Invoice Scanning
I’ve just recently worked on invoice scanning for Finances. It lets you scan invoices on iPhone or iPad and add them as a PDF document to transactions. In this post I will show you how I’ve implemented that feature using the frameworks available on iOS.
Lets start by looking at the final result. You can see the invoice scanning in the Finances trailer. The user interface looks very similar to the document scanning UI in Apple’s Notes app on iOS 11. That’s not a coincident. I’ve reimplemented the exact same user interface, because most iOS users are already familiar with it. Also I found it an interesting challenge to implement it myself.
Scanning Screen
The scanning screen is the first screen presented to the user. Even though it provides a lot of information, it doesn’t feel overwhelming. On iPhone the user interface elements are placed at the top and bottom of the screen. On iPad the layout is a little bit different but pretty much the same.

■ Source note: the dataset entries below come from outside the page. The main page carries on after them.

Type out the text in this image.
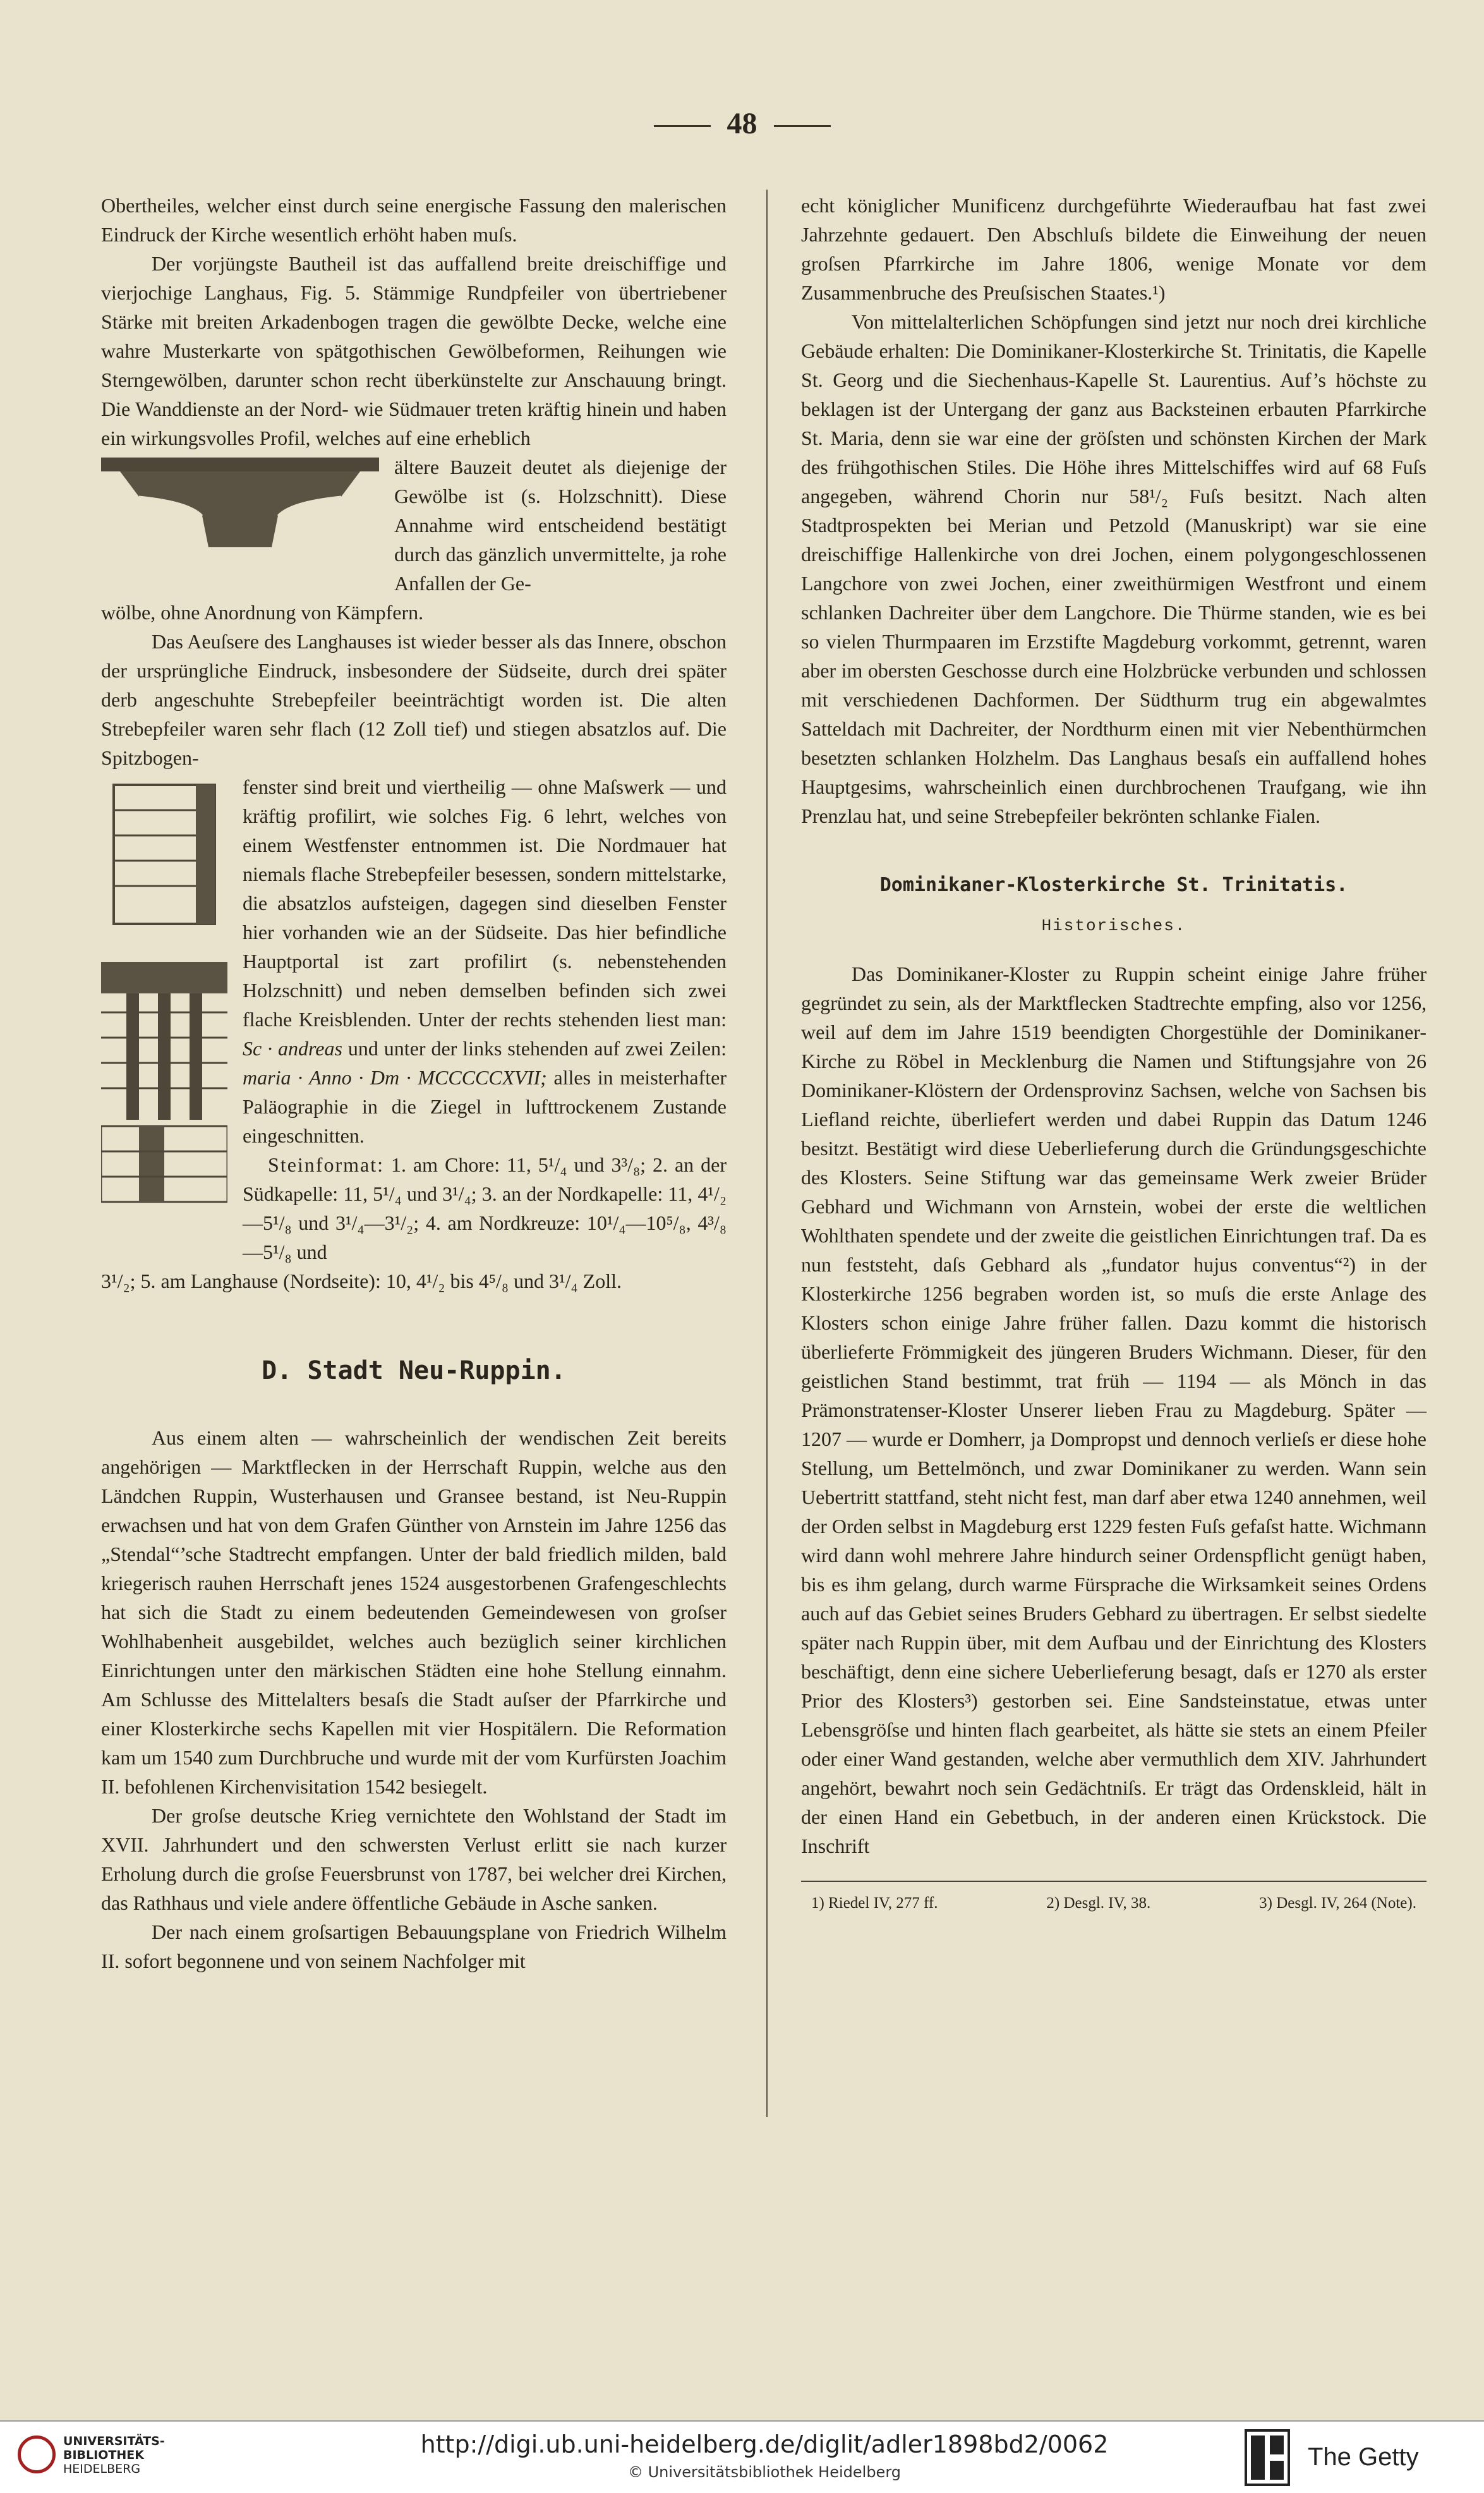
48

Obertheiles, welcher einst durch seine energische Fassung den malerischen Eindruck der Kirche wesentlich erhöht haben muſs.

Der vorjüngste Bautheil ist das auffallend breite dreischiffige und vierjochige Langhaus, Fig. 5. Stämmige Rundpfeiler von übertriebener Stärke mit breiten Arkadenbogen tragen die gewölbte Decke, welche eine wahre Musterkarte von spätgothischen Gewölbeformen, Reihungen wie Sterngewölben, darunter schon recht überkünstelte zur Anschauung bringt. Die Wanddienste an der Nord- wie Südmauer treten kräftig hinein und haben ein wirkungsvolles Profil, welches auf eine erheblich

ältere Bauzeit deutet als diejenige der Gewölbe ist (s. Holzschnitt). Diese Annahme wird entscheidend bestätigt durch das gänzlich unvermittelte, ja rohe Anfallen der Ge-

wölbe, ohne Anordnung von Kämpfern.

Das Aeuſsere des Langhauses ist wieder besser als das Innere, obschon der ursprüngliche Eindruck, insbesondere der Südseite, durch drei später derb angeschuhte Strebepfeiler beeinträchtigt worden ist. Die alten Strebepfeiler waren sehr flach (12 Zoll tief) und stiegen absatzlos auf. Die Spitzbogen-

fenster sind breit und viertheilig — ohne Maſswerk — und kräftig profilirt, wie solches Fig. 6 lehrt, welches von einem Westfenster entnommen ist. Die Nordmauer hat niemals flache Strebepfeiler besessen, sondern mittelstarke, die absatzlos aufsteigen, dagegen sind dieselben Fenster hier vorhanden wie an der Südseite. Das hier befindliche Hauptportal ist zart profilirt (s. nebenstehenden Holzschnitt) und neben demselben befinden sich zwei flache Kreisblenden. Unter der rechts stehenden liest man: Sc · andreas und unter der links stehenden auf zwei Zeilen: maria · Anno · Dm · MCCCCCXVII; alles in meisterhafter Paläographie in die Ziegel in lufttrockenem Zustande eingeschnitten.
Steinformat: 1. am Chore: 11, 5¹/₄ und 3³/₈; 2. an der Südkapelle: 11, 5¹/₄ und 3¹/₄; 3. an der Nordkapelle: 11, 4¹/₂—5¹/₈ und 3¹/₄—3¹/₂; 4. am Nordkreuze: 10¹/₄—10⁵/₈, 4³/₈—5¹/₈ und

3¹/₂; 5. am Langhause (Nordseite): 10, 4¹/₂ bis 4⁵/₈ und 3¹/₄ Zoll.

D. Stadt Neu-Ruppin.

Aus einem alten — wahrscheinlich der wendischen Zeit bereits angehörigen — Marktflecken in der Herrschaft Ruppin, welche aus den Ländchen Ruppin, Wusterhausen und Gransee bestand, ist Neu-Ruppin erwachsen und hat von dem Grafen Günther von Arnstein im Jahre 1256 das „Stendal“’sche Stadtrecht empfangen. Unter der bald friedlich milden, bald kriegerisch rauhen Herrschaft jenes 1524 ausgestorbenen Grafengeschlechts hat sich die Stadt zu einem bedeutenden Gemeindewesen von groſser Wohlhabenheit ausgebildet, welches auch bezüglich seiner kirchlichen Einrichtungen unter den märkischen Städten eine hohe Stellung einnahm. Am Schlusse des Mittelalters besaſs die Stadt auſser der Pfarrkirche und einer Klosterkirche sechs Kapellen mit vier Hospitälern. Die Reformation kam um 1540 zum Durchbruche und wurde mit der vom Kurfürsten Joachim II. befohlenen Kirchenvisitation 1542 besiegelt.

Der groſse deutsche Krieg vernichtete den Wohlstand der Stadt im XVII. Jahrhundert und den schwersten Verlust erlitt sie nach kurzer Erholung durch die groſse Feuersbrunst von 1787, bei welcher drei Kirchen, das Rathhaus und viele andere öffentliche Gebäude in Asche sanken.

Der nach einem groſsartigen Bebauungsplane von Friedrich Wilhelm II. sofort begonnene und von seinem Nachfolger mit

echt königlicher Munificenz durchgeführte Wiederaufbau hat fast zwei Jahrzehnte gedauert. Den Abschluſs bildete die Einweihung der neuen groſsen Pfarrkirche im Jahre 1806, wenige Monate vor dem Zusammenbruche des Preuſsischen Staates.¹)

Von mittelalterlichen Schöpfungen sind jetzt nur noch drei kirchliche Gebäude erhalten: Die Dominikaner-Klosterkirche St. Trinitatis, die Kapelle St. Georg und die Siechenhaus-Kapelle St. Laurentius. Auf’s höchste zu beklagen ist der Untergang der ganz aus Backsteinen erbauten Pfarrkirche St. Maria, denn sie war eine der gröſsten und schönsten Kirchen der Mark des frühgothischen Stiles. Die Höhe ihres Mittelschiffes wird auf 68 Fuſs angegeben, während Chorin nur 58¹/₂ Fuſs besitzt. Nach alten Stadtprospekten bei Merian und Petzold (Manuskript) war sie eine dreischiffige Hallenkirche von drei Jochen, einem polygongeschlossenen Langchore von zwei Jochen, einer zweithürmigen Westfront und einem schlanken Dachreiter über dem Langchore. Die Thürme standen, wie es bei so vielen Thurmpaaren im Erzstifte Magdeburg vorkommt, getrennt, waren aber im obersten Geschosse durch eine Holzbrücke verbunden und schlossen mit verschiedenen Dachformen. Der Südthurm trug ein abgewalmtes Satteldach mit Dachreiter, der Nordthurm einen mit vier Nebenthürmchen besetzten schlanken Holzhelm. Das Langhaus besaſs ein auffallend hohes Hauptgesims, wahrscheinlich einen durchbrochenen Traufgang, wie ihn Prenzlau hat, und seine Strebepfeiler bekrönten schlanke Fialen.

Dominikaner-Klosterkirche St. Trinitatis.
Historisches.

Das Dominikaner-Kloster zu Ruppin scheint einige Jahre früher gegründet zu sein, als der Marktflecken Stadtrechte empfing, also vor 1256, weil auf dem im Jahre 1519 beendigten Chorgestühle der Dominikaner-Kirche zu Röbel in Mecklenburg die Namen und Stiftungsjahre von 26 Dominikaner-Klöstern der Ordensprovinz Sachsen, welche von Sachsen bis Liefland reichte, überliefert werden und dabei Ruppin das Datum 1246 besitzt. Bestätigt wird diese Ueberlieferung durch die Gründungsgeschichte des Klosters. Seine Stiftung war das gemeinsame Werk zweier Brüder Gebhard und Wichmann von Arnstein, wobei der erste die weltlichen Wohlthaten spendete und der zweite die geistlichen Einrichtungen traf. Da es nun feststeht, daſs Gebhard als „fundator hujus conventus“²) in der Klosterkirche 1256 begraben worden ist, so muſs die erste Anlage des Klosters schon einige Jahre früher fallen. Dazu kommt die historisch überlieferte Frömmigkeit des jüngeren Bruders Wichmann. Dieser, für den geistlichen Stand bestimmt, trat früh — 1194 — als Mönch in das Prämonstratenser-Kloster Unserer lieben Frau zu Magdeburg. Später — 1207 — wurde er Domherr, ja Dompropst und dennoch verlieſs er diese hohe Stellung, um Bettelmönch, und zwar Dominikaner zu werden. Wann sein Uebertritt stattfand, steht nicht fest, man darf aber etwa 1240 annehmen, weil der Orden selbst in Magdeburg erst 1229 festen Fuſs gefaſst hatte. Wichmann wird dann wohl mehrere Jahre hindurch seiner Ordenspflicht genügt haben, bis es ihm gelang, durch warme Fürsprache die Wirksamkeit seines Ordens auch auf das Gebiet seines Bruders Gebhard zu übertragen. Er selbst siedelte später nach Ruppin über, mit dem Aufbau und der Einrichtung des Klosters beschäftigt, denn eine sichere Ueberlieferung besagt, daſs er 1270 als erster Prior des Klosters³) gestorben sei. Eine Sandsteinstatue, etwas unter Lebensgröſse und hinten flach gearbeitet, als hätte sie stets an einem Pfeiler oder einer Wand gestanden, welche aber vermuthlich dem XIV. Jahrhundert angehört, bewahrt noch sein Gedächtniſs. Er trägt das Ordenskleid, hält in der einen Hand ein Gebetbuch, in der anderen einen Krückstock. Die Inschrift

1) Riedel IV, 277 ff.	2) Desgl. IV, 38.	3) Desgl. IV, 264 (Note).
UNIVERSITÄTS-
BIBLIOTHEK
HEIDELBERG
http://digi.ub.uni-heidelberg.de/diglit/adler1898bd2/0062
© Universitätsbibliothek Heidelberg
The Getty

The bar at the top is a UIToolbar
pinned to the top of the screen. There was no need to implement a custom user interface element for this.
All other user interface elements are implemented by view controllers. Those view controllers are managed by a container view controller. By doing it this way I was able to create simple and resuable controllers. I’ve tried to avoid view controllers with hundreds lines of code. Those massive view controllers become complex very fast. You will also have a hard time maintaining that code as well. Dave DeLong has a great write-up about the problems of massive view controllers.
Now lets take a look at the actual implementation.
Camera Output
The camera output view displays the output of an AVCaptureSession
in a AVCaptureVideoPreviewLayer
.
Invoice Outline
The outline of an invoice is detected in an image by using a VNDetectRectanglesRequest
, which is provided by the Vision framework on iOS 11. Performing the request can be done with just a few lines of code.
1import Vision
2
3// let image: CVImageBuffer = …
4
5let request = VNDetectRectanglesRequest {
6 (request, error) in
7 let observations = request.results as! [VNRectangleObservation]
8 // ...
9}
10let requestHandler = VNSequenceRequestHandler()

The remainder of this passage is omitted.